Tag Archives: amerimanga

The Mysterious Fogs Of Amerimanga

There’s this term that you see sometimes used by digital archivists, called bit rot. It’s this phenomenon where electromagnetically stored media, despite being ostensibly ‘permanent’slowly accumulates non-critical errors in the storage media, meaning that you get these special kinds of errors, which can often result in this eerie kind of work where the structure of what how computers save and store information is different enough to ours that we see things that look really wrong but in a really interestingly recognisable way. Bit rot doesn’t tend to show you media that’s completely alien, just that what it prioritises looks really weird. Sometimes it’s a simple as half a picture being A Bit Green. Sometimes it’s all the colours becoming neon and bright while still keeping as much of the shadows that preserve the image.

Bit rot is not just limited to the data stored on electronic media, though. The internet has its own form of bit rot. Any given site you visit on the internet isn’t necessarily talking to one computer hosting one website. It’s going through a vast network of interconnected components. Websites reference one another, in some cases hosting images on one another, and when you start digging into the old web, you start getting weird errors that, again, are about the way computers preserve things in a way that you wouldn’t expect, because computers aren’t people. The internet, originally conceived as, in part, an indestructible archive of the sum of human knowledge, therefore, has the eerie phenomenon of human archivists who do their best to try and manually ensure the internet is preserved in ways that won’t break over time.

Thus it is for someone who grew up knowing about Crosswinds and AngelFire and Geocities and the like, and came of age during that period where the webcomic boom coupled with the first arrival of the manga market in the west resulted in lots of stuff getting platforms with a lot of things that were normally gatekept away. There was a demand for people to make webcomics and manga and well, that meant lots of stuff got put out there, got a viewing and then… at some point, stopped. And then, with the internet moving on and various platforms taking over, that means those old sources have bit-rotted away.

I bring this up to explain how it is possible that I have this strangely resonant familiarity with the category of media I jokingly call ‘Amerimanga’ without being able to name a single real actual example. I went looking, I really did. I tried to find it – remembering character names like Colvin and Kyle, and transition that was enabled by such wild things as haunted videogame cartridges and the fact someone started reading fanfic about themselves or in one cases, a duck.

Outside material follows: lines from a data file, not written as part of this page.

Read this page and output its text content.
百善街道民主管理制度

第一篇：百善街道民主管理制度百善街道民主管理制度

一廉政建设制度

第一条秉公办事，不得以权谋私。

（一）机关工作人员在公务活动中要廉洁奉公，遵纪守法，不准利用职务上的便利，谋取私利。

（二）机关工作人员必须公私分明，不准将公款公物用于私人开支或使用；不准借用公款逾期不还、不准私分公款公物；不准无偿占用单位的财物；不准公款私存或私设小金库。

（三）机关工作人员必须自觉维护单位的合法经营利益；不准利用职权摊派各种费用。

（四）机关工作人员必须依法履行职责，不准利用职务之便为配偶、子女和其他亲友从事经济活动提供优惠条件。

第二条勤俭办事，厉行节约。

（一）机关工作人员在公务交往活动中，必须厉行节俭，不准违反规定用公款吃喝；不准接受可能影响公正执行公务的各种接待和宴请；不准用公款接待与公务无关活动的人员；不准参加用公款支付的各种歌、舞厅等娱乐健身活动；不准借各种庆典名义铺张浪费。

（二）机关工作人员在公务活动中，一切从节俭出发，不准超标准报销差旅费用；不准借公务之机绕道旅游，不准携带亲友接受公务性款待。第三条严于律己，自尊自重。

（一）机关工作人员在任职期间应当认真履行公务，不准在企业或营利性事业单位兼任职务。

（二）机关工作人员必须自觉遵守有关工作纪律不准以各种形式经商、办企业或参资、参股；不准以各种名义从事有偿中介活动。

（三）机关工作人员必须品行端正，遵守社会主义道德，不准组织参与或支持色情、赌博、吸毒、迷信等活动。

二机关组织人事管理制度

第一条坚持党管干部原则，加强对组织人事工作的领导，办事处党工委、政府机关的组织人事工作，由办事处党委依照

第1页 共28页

The genre is pretty simple: I describe it with an image, usually of some unrelated, or generic non-anime anime source, and then use the title of the thing to describe a very specific plot that has in some way gone off the rails from an existing, ‘legitimate’ framing to instead be about the main character being a girl, and being very in to that.

What happened then was that in this weird little space of webcomics-and-non-manga manga, where often comics weren’t really being overseen and all that could get you driving on to keep going was an audience response, was a lot of people were making the stories they could best throw out, week to week or issue to issue, in some sort of vague, semi-professional, almost-a-failure but-probably-not way. This isn’t to talk ill of this space: Odds are good, it’s just like any other existing community of creatives, where some fail and some succeed and that’s it.

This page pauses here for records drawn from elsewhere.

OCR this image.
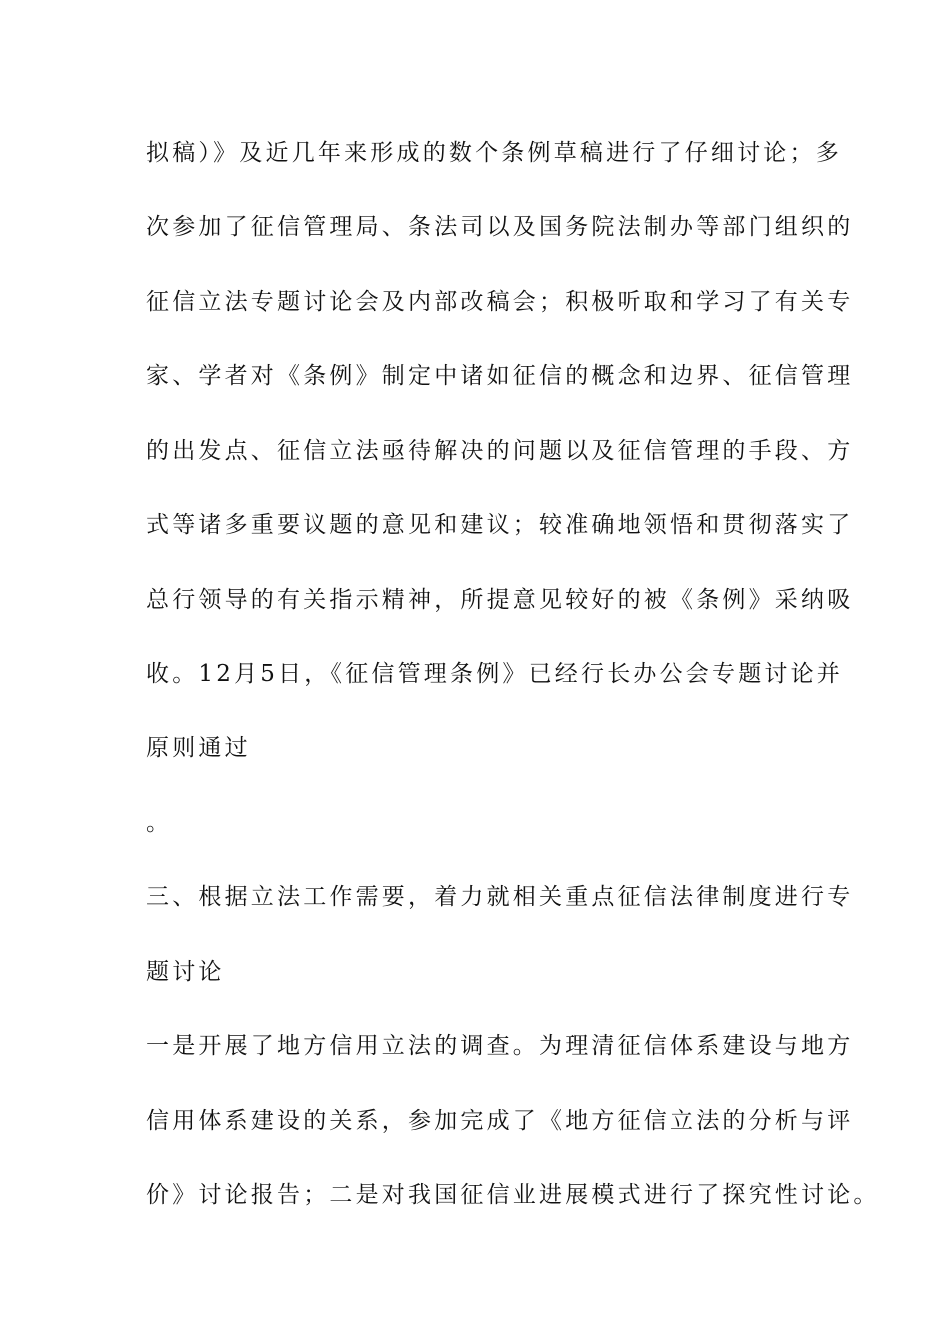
拟稿）》及近几年来形成的数个条例草稿进行了仔细讨论；多
次参加了征信管理局、条法司以及国务院法制办等部门组织的
征信立法专题讨论会及内部改稿会；积极听取和学习了有关专
家、学者对《条例》制定中诸如征信的概念和边界、征信管理
的出发点、征信立法亟待解决的问题以及征信管理的手段、方
式等诸多重要议题的意见和建议；较准确地领悟和贯彻落实了
总行领导的有关指示精神，所提意见较好的被《条例》采纳吸
收。12月5日，《征信管理条例》已经行长办公会专题讨论并
原则通过
。
三、根据立法工作需要，着力就相关重点征信法律制度进行专
题讨论
一是开展了地方信用立法的调查。为理清征信体系建设与地方
信用体系建设的关系，参加完成了《地方征信立法的分析与评
价》讨论报告；二是对我国征信业进展模式进行了探究性讨论。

But the most amazing thing about it, to me, is that going back to find this stuff, this little weird bubble of what amounts to ‘fanfiction through to published works that are all tapping the same basic vein of queer feelings, as a weird genre joke, ha ha’ is pretty much… nothing. I can’t find it again.

It’s gone.

It’s old shames or it’s lost histories or it’s pseudonyms that disappear or it’s fragmented onto livejournals. And all that remains is the stuff I can dredge from my memory and pin in place in my silly joking images.